山芋の粘りは、すりおろすことで中に含まれている粘質物が細胞外に出て、水に溶けることで現れます。この粘質物は、多糖と糖タンパク質で構成されています。

●品種によって違う?

下のグラフは、3種類の山芋のとろろの粘度を比較したものです。粘度が高い順に、つくね芋、いちょう芋、長芋となりました。

山芋の種類別とろろの粘度の比較

ずり応力:液体(とろろ)を平行に動かすときの単位面積あたりの内部摩擦力。ずり応力が大きいほど粘性が高い。
ずり速度:液体(とろろ)を垂直方向に動かすときの単位面積あたりの速度。ずり速度が大きいほど粘性が低い。

とろろを凍結or加熱するとどう変化する?

●凍結する

下のグラフは、凍らせていないとろろの粘度と水分量を100として、変化の割合を比較した実験結果です。山芋のとろろを凍結させると、粘度が約10%増加しました。一方、凍結乾燥させた場合は、逆に約10%低下。この違いは、とろろの不溶性成分の保水性が凍結と凍結乾燥で変化するためと考えられます。

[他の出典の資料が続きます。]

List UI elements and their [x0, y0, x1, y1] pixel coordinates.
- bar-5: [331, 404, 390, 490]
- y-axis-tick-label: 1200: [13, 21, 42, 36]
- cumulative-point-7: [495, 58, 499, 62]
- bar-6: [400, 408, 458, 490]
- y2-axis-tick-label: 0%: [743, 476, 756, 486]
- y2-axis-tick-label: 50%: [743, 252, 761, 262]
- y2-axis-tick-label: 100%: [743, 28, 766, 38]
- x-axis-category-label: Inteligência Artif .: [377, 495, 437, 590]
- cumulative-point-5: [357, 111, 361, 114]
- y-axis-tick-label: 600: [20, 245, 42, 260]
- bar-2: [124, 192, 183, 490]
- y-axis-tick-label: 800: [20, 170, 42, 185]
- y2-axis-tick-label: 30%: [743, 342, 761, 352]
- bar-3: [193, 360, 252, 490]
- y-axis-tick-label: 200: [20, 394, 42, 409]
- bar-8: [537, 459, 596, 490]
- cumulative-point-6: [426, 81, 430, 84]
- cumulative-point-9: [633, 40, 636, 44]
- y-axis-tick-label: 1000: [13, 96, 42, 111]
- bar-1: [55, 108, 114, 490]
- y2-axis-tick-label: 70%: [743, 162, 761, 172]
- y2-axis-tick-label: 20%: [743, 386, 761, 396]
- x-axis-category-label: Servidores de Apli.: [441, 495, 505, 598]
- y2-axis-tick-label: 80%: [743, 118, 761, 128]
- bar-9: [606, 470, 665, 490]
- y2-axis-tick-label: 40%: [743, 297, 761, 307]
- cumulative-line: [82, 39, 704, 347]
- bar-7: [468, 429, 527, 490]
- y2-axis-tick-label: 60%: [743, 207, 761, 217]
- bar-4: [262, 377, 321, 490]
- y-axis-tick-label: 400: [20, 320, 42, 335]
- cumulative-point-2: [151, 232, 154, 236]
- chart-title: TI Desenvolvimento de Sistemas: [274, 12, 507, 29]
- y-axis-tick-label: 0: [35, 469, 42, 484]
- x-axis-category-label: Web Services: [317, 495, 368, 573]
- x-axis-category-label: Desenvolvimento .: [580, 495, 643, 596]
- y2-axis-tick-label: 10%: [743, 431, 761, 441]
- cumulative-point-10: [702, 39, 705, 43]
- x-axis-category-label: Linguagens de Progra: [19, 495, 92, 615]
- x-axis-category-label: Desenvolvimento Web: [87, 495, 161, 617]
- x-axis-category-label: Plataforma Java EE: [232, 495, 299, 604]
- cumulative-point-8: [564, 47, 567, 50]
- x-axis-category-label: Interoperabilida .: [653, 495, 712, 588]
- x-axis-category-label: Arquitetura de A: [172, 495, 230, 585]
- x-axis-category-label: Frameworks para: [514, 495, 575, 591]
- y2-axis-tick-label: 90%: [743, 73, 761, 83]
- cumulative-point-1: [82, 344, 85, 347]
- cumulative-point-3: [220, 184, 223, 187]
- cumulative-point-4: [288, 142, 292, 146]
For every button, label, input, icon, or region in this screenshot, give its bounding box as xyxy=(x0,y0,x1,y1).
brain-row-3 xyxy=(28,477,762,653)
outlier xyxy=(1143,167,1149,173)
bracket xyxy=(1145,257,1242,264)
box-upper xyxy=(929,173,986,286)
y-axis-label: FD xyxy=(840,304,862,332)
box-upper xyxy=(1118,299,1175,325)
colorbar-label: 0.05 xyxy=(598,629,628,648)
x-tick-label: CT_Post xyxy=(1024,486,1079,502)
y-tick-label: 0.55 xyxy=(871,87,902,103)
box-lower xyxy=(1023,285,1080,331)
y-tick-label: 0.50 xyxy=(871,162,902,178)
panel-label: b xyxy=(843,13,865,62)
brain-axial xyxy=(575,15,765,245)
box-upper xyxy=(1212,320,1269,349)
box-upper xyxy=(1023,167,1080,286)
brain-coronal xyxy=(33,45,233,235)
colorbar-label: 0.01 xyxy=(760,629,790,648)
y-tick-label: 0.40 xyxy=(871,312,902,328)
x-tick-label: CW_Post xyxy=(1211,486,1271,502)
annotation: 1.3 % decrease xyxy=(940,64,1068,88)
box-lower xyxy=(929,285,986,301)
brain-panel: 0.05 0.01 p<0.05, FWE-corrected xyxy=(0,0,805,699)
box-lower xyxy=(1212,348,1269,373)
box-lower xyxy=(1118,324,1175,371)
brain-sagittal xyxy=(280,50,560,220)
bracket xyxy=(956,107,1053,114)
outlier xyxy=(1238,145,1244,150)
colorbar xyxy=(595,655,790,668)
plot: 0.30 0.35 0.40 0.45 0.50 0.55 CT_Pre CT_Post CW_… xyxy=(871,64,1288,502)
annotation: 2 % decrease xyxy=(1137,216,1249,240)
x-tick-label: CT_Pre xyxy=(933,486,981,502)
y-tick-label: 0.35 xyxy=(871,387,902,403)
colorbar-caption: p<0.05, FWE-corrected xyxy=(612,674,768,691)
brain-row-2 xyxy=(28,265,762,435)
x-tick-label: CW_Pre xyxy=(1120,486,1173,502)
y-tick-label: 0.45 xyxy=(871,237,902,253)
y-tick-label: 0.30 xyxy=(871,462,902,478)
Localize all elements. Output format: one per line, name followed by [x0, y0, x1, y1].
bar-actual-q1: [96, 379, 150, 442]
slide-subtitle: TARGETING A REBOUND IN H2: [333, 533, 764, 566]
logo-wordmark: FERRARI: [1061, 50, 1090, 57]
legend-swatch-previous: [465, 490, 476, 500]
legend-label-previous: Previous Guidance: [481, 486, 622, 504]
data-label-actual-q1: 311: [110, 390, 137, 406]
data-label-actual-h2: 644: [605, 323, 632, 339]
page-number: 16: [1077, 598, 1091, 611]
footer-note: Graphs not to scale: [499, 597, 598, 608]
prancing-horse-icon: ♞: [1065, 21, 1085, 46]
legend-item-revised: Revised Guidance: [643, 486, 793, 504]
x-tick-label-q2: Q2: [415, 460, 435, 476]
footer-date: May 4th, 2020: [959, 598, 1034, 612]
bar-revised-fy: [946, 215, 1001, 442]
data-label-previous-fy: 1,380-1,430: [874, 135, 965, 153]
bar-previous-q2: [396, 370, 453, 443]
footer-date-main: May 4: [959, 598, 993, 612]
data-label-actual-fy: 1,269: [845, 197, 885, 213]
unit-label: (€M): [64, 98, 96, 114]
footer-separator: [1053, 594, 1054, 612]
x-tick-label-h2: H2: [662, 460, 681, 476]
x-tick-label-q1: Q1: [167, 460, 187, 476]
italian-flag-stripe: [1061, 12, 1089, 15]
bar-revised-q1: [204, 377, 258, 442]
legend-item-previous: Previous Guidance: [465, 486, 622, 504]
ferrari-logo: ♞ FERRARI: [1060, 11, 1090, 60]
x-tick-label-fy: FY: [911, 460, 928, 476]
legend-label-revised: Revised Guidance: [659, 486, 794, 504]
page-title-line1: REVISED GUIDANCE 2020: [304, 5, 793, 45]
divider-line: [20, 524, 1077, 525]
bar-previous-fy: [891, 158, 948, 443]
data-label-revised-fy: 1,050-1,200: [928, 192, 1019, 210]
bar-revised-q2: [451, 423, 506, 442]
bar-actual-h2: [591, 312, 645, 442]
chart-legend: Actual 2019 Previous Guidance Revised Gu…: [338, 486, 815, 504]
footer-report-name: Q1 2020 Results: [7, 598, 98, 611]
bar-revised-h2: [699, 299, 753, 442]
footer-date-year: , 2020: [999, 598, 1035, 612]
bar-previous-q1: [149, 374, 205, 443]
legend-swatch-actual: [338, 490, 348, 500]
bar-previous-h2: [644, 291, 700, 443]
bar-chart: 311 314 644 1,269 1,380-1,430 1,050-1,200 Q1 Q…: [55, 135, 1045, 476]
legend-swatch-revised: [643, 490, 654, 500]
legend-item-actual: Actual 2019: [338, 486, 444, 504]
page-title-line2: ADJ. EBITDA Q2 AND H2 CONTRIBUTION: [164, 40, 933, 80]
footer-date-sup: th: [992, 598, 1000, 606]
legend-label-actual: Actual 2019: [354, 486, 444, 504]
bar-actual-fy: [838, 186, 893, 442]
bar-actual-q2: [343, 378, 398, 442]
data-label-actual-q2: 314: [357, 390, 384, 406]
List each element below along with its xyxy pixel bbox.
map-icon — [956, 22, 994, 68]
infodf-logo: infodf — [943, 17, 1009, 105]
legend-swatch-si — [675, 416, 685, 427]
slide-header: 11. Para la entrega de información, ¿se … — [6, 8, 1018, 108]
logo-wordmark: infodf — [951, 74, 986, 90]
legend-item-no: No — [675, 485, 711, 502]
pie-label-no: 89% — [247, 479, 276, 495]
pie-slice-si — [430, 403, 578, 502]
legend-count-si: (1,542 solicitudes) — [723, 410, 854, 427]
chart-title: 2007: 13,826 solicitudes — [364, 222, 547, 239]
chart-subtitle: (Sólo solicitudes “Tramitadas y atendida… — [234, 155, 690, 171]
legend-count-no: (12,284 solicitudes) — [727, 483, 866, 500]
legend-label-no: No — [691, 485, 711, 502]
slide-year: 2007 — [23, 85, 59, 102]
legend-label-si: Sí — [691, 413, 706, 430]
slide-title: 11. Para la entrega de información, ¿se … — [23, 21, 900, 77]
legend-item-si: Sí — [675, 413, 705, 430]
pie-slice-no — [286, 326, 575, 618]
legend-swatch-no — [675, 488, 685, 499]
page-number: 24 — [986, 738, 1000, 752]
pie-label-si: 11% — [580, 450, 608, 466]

長芋のとろろを凍らせたときの粘度と水分量の変化のグラフ

凍結試料は、とろろに等量の蒸留水を加え、−20℃で一晩凍結させた後、室温で解凍したもの。凍結乾燥試料は、凍結乾燥後に加水して元の水分量に戻したもの。

●加熱する

下のグラフは、熱したときの実験の結果で、長芋のとろろから抽出した粘質物を使っています。長芋のとろろの粘質物を加熱すると、50℃で5時間の処理では粘度は低下しませんでした。しかし、60℃以上になると加熱時間と共に粘度が低下しました。

長芋のとろろを加熱したときの粘質物の変化のグラフ

最後に

調理法によっていろいろな食感を楽しめる山芋のとろろの特徴を知って、調理に生かしてください。